A.            The Union fails to support one of its exceptions.
 
                Section 2425.6(e)(1) of the Authority’s Regulations provides that an exception “may be subject to dismissal or denial if . . . [‍t‍]‍he excepting party fails to raise and support a ground” listed in § 2425.6(a)‑(c).[8] Consistent with § 2425.6(e)(1), when a party does not provide any arguments to support its exception, the Authority will deny the exception.[9]  Here, although the Union asserts that the fees “award is incomplete, ambiguous, or contradictory as to make implementation . . . impossible,”[10] the Union does not offer any arguments to support this assertion. Thus, we deny this exception as unsupported under § 2425.6(e)(1).
 
B.            The fees award is not contrary to law.
The Union argues that the fees award is contrary to the Act and § 7701(g), which establishes standards for awarding attorney fees under the Act.[11] In particular, the Union argues that, because the Act’s requirements for an award of attorney fees were not satisfied until after the compliance award directed a performance bonus for the grievant, the Arbitrator should have found that the petition “was filed within a reasonable time after the basis for fees was determined.”[12] In addition, the Union argues that the Arbitrator erred as a matter of law by failing to address whether an award of fees would be “in the interest of justice” under § 7701(g).[13]

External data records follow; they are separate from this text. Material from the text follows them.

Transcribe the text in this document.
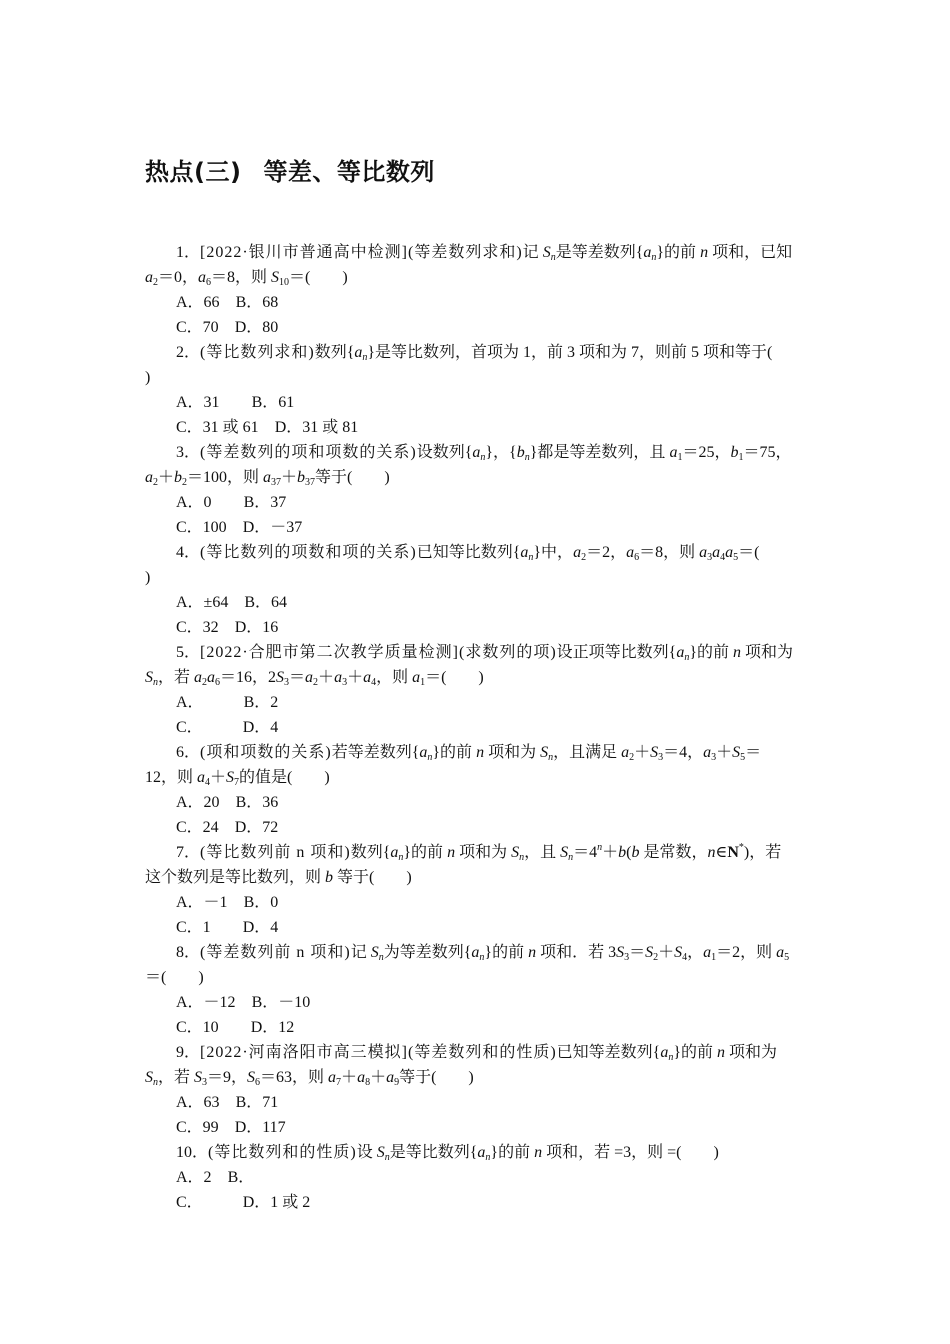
热点(三) 等差、等比数列
1．[2022·银川市普通高中检测](等差数列求和)记 $S_n$是等差数列$\{a_n\}$的前 n 项和，已知
$a_2=0$，$a_6=8$，则 $S_{10}=$(　　)
A．66　 B．68
C．70　 D．80
2．(等比数列求和)数列$\{a_n\}$是等比数列，首项为 1，前 3 项和为 7，则前 5 项和等于(
)
A．31　　 B．61
C．31 或 61　 D．31 或 81
3．(等差数列的项和项数的关系)设数列$\{a_n\}$，$\{b_n\}$都是等差数列，且 $a_1=25$，$b_1=75$，
$a_2+b_2=100$，则 $a_{37}+b_{37}$等于(　　)
A．0　　 B．37
C．100　 D．－37
4．(等比数列的项数和项的关系)已知等比数列$\{a_n\}$中，$a_2=2$，$a_6=8$，则 $a_3a_4a_5=$(
)
A．±64　 B．64
C．32　 D．16
5．[2022·合肥市第二次教学质量检测](求数列的项)设正项等比数列$\{a_n\}$的前 n 项和为
$S_n$，若 $a_2a_6=16$，$2S_3=a_2+a_3+a_4$，则 $a_1=$(　　)
A．　　　	B．2
C．　　　	D．4
6．(项和项数的关系)若等差数列$\{a_n\}$的前 n 项和为 $S_n$，且满足 $a_2+S_3=4$，$a_3+S_5=$
12，则 $a_4+S_7$的值是(　　)
A．20　 B．36
C．24　 D．72
7．(等比数列前 n 项和)数列$\{a_n\}$的前 n 项和为 $S_n$，且 $S_n=4^n+b(b$ 是常数，n∈N*)，若
这个数列是等比数列，则 b 等于(　　)
A．－1　 B．0
C．1　　 D．4
8．(等差数列前 n 项和)记 $S_n$为等差数列$\{a_n\}$的前 n 项和．若 $3S_3=S_2+S_4$，$a_1=2$，则 $a_5$
＝(　　)
A．－12　 B．－10
C．10　　 D．12
9．[2022·河南洛阳市高三模拟](等差数列和的性质)已知等差数列$\{a_n\}$的前 n 项和为
$S_n$，若 $S_3=9$，$S_6=63$，则 $a_7+a_8+a_9$等于(　　)
A．63　 B．71
C．99　 D．117
10．(等比数列和的性质)设 $S_n$是等比数列$\{a_n\}$的前 n 项和，若 =3，则 =(　　)
A．2　 B．
C．　　　	D．1 或 2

The Authority has recognized that, although the Act does not establish a specific filing period for negotiated grievances,[14] parties “can negotiate . . . time limits . . . to govern the filing of requests for attorney fees” under the Act.[15] Here, the Arbitrator found that the petition was untimely based on the twenty‑day window that the parties negotiated, and the Union has not identified a provision of law with which that timeliness determination conflicts. Moreover, in cases where the Authority has either found,[16] or denied exceptions to an arbitrator’s finding,[17] that an attorney‑fees request was untimely, the Authority has not required further analysis of whether an award of fees would have satisfied any applicable statutory criteria. Consistent with this precedent, we find that § 7701(g) did not require the Arbitrator to address the merits of the petition after finding it untimely. In sum, the Union has not established that the fees award is contrary to law.
IV.          Decision
 
                We deny the Union’s exceptions.
 


[1] 5 U.S.C. § 5596.
[2] Exceptions, Attach., Merits Award at 2.
[3] Id. at 8.
[4] Id. at 9.
[5] Exceptions, Attach. 6.
[6] Fees Award at 1.
[7] Id.
[8] 5 C.F.R. § 2425.6(e)(1).
[9] E.g., AFGE, Nat’l Border Patrol Council, Local 2595, 67 FLRA 361, 366 (2014).
[10] Exceptions Form at 5.
[11] See U.S. DOD, Def. Distrib. Region E., New Cumberland, Pa., 51 FLRA 155, 158 (1995) (setting forth standards).
[12] Exceptions Br. at 1.
[13] 5 U.S.C. § 7701(g).
[14] E.g., AFGE, Nat’l Council of Field Labor Locals, 67 FLRA 264, 265 (2014).
[15] AFGE, Local 1148, 65 FLRA 402, 403 (2010) (citing AFGE, Council of Prison Locals, 55 FLRA 192 (1999)).
[16] Dep’t of the Air Force Headquarters, 832d Combat Support Grp. DPCE, Luke Air Force Base, Ariz., 32 FLRA 1084, 1094 (1988).
[17] AFGE, Local 1923, 48 FLRA 1117, 1120‑22, 1123 n.* (1993).